L’argument : Année 1564, alors que les Flandres subissent l’occupation brutale des Espagnols, Pieter Bruegel l’Ancien, achève son chef d’œuvre "Le Portement de la croix", où derrière la Passion du Christ, on peut lire la chronique tourmentée d’un pays en plein chaos.
Le film plonge littéralement le spectateur dans le tableau et suit le parcours d’une douzaine de personnages au temps des guerres de religions. Leurs histoires s’entrelacent dans de vastes paysages peuplés de villageois et de cavaliers rouges. Parmi eux Bruegel lui-même, son ami le collectionneur Nicholas Jonghelinck et la Vierge Marie.
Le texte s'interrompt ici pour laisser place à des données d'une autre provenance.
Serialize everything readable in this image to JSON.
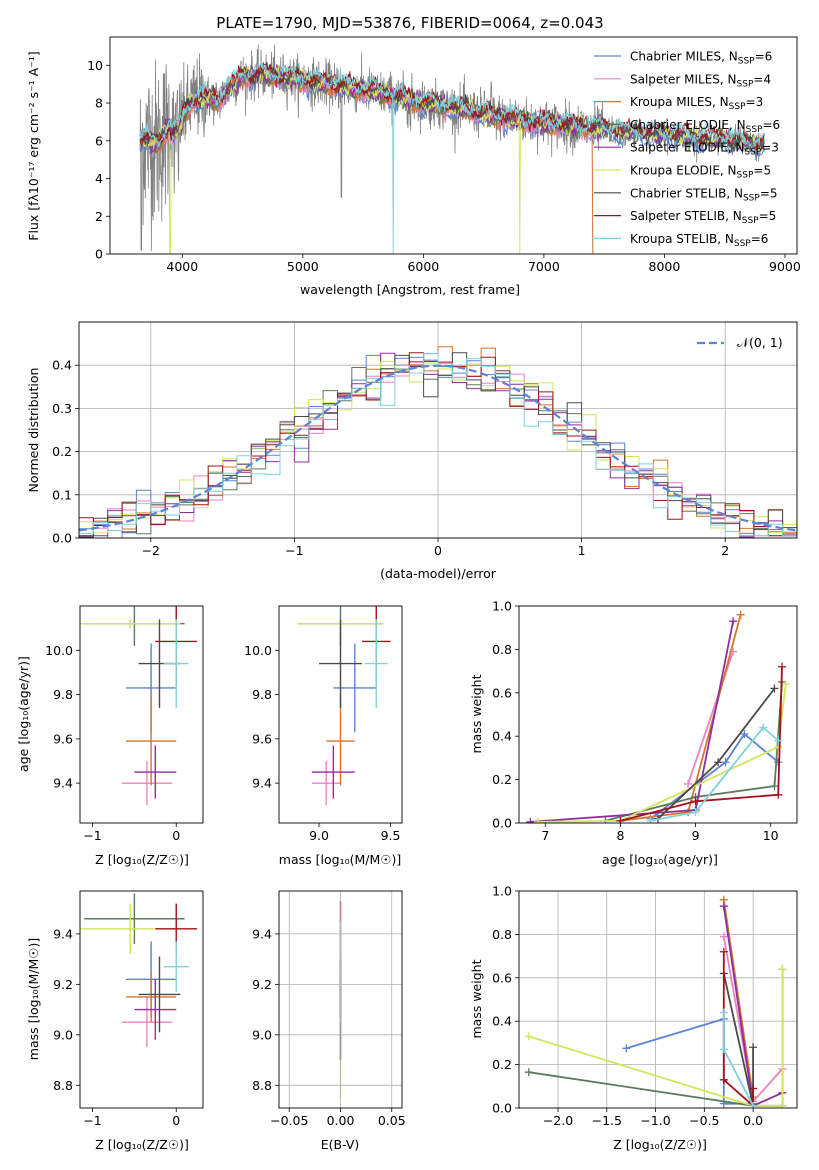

Notre avis : Même si on le connaît surtout pour avoir été le scénariste du biopic consacré au peintre néo-expressionniste Jean-Michel Basquiat, Lech Majewski est le réalisateur de onze films. Bruegel, le moulin et la croix est sans doute celui ayant connu la plus grande couverture médiatique. Ceci s’explique facilement : audacieux et fascinant pari que de construire un scénario à partir d’un tableau (Le Portement de croix, 1564) et ainsi donner vie aux différents personnages présents, tout en rendant un fervent hommage à son auteur : Pieter Brueghel l’Ancien, considéré comme l’une des quatre grandes figures de la peinture flamande.
L’auteur a la bonne idée de nous plonger littéralement dans le tableau, expérience d’autant plus enrichissante que visuellement, le spectacle est magnifique. L’amour de Majewski et du co-scénariste Michael Gibson (historien d’art de profession) pour le peintre de la Renaissance transpire à chaque scène, nous offrant quelques très belles séquences. La tâche n’était pas aisée, mais c’est aussi toute une époque qui prend vie devant nous. Une époque de pauvreté, mais surtout de douleur, à l’image de scènes d’une violence quasi-insoutenable lorsque les soldats espagnols agressent des villageois sans défense. On apprécie aussi de voir Bruegel incarné par l’excellent Rutger Hauer, devenu rare dans le cinéma autre que la série B, intervenir directement dans le récit. Il influence directement le cours de l’action et des évènements, en croisant des figures notables de l’époque, telles que le collectionneur d’art Nicholas Jonghelinck (Michael York, l’inoubliable acteur de Cabaret, un peu perdu de vue depuis quelques années) en tête.
Malgré ses qualités esthétiques et d’autres bonnes idées narratives, le film ne convainc pas pour autant. Majewski a beau maîtriser l’oeuvre du peintre et son temps, il semble moins à l’aise quand il s’agit de manier le langage cinématographique. Car si l’on excepte sa façon de filmer le moulin du titre, faisant de celui-ci une structure aussi belle que crépusculaire (certains plans sont saisissants), les enjeux narratifs manquent de portée et le rythme végétatif provoque des baisses constantes d’attention.
Le manque de liant entre les différentes scènes et l’impossibilité de Majewski à leur insuffler un quelconque souffle s’avèrent fatales, quand la quasi-absence de dialogues assoit un peu plus le mutisme d’une oeuvre figée dans l’ennui et la maladresse. Copier l’art pictural jusque dans le refus du mot nécessitait un talent contemplatif qu’on ne fait qu’entre-apercevoir, au grand désespoir d’une émotion qui ne surgit que rarement.
Bref, une faute de goût qu’on ne conseillera même pas aux amateurs de cinéma contemplatif qui trouveront des toiles bien plus évocatrices ailleurs.